Determination of aerodynamic losses of electric motors

Abstract

The energy efficiency of machines is nowadays an intensively studied problem. The efficiency of the induction motor is dominantly influenced by the rotor's and stator winding's temperature. The main goal of the research presented in this paper is to develop a methodology based on Computational Fluid Dynamics (CFD) analysis of internal and external aerodynamics, which is necessary for the optimisation of cooling of the induction motors. In this paper, the theoretical, as well as the numerical study of the internal and external aerodynamics of the induction motor, is described and verified by the experimental measurements. In the CFD-based numerical study, the Reynolds-averaged Navier-Stokes (RANS) turbulence modelling approach was applied to the flow field simulations inside and outside the induction motor. The complexity of the solved problem is increased not only by the geometric asymmetry but also by the flow's asymmetric character caused by the fan's rotation to cool the motor casing. This increases demand, especially on computational resources, as it is impossible to create a simplified numerical model incorporating symmetry.

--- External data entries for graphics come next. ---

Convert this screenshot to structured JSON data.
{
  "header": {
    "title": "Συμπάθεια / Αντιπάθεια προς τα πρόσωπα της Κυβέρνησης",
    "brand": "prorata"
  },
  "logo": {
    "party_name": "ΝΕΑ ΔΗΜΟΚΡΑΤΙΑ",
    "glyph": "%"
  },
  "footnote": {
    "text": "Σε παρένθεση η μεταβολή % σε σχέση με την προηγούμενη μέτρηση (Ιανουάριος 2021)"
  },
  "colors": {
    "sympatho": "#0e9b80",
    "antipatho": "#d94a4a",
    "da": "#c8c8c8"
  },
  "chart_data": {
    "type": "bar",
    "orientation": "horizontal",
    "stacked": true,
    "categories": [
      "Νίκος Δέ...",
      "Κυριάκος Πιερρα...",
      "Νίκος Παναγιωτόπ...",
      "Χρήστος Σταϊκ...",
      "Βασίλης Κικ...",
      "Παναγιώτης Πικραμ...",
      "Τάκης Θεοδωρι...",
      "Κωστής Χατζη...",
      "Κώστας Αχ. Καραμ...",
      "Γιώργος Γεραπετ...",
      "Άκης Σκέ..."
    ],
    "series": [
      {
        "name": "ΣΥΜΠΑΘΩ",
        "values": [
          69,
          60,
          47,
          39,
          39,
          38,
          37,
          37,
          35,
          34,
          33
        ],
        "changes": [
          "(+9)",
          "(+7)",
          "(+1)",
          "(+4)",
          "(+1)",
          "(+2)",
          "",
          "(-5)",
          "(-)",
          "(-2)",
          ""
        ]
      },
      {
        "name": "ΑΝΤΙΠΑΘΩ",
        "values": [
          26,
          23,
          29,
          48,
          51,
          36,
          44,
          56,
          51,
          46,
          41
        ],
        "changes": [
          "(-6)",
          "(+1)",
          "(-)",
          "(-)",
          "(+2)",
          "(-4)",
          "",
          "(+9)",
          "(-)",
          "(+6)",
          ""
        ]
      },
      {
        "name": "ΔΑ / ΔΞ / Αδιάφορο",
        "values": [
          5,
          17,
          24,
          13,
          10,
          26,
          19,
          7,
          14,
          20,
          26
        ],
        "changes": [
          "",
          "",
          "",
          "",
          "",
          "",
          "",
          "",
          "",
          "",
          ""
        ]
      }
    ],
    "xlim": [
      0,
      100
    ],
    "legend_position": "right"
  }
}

The volume flow of the cooling air and velocity between ribs was measured for the experimental study. Comparing the results of the Computational Fluid Dynamics (CFD) simulations and data obtained from the experimental measurement, we concluded that the results of CFD simulations are in good relationship with the results of experimental measurement and analytical approximations. An experimentally validated CFD model of the induction motor, the so-called digital twin, will be in the future used for virtual optimisation of the new designs concerning minimising losses and maximising efficiency, respectively.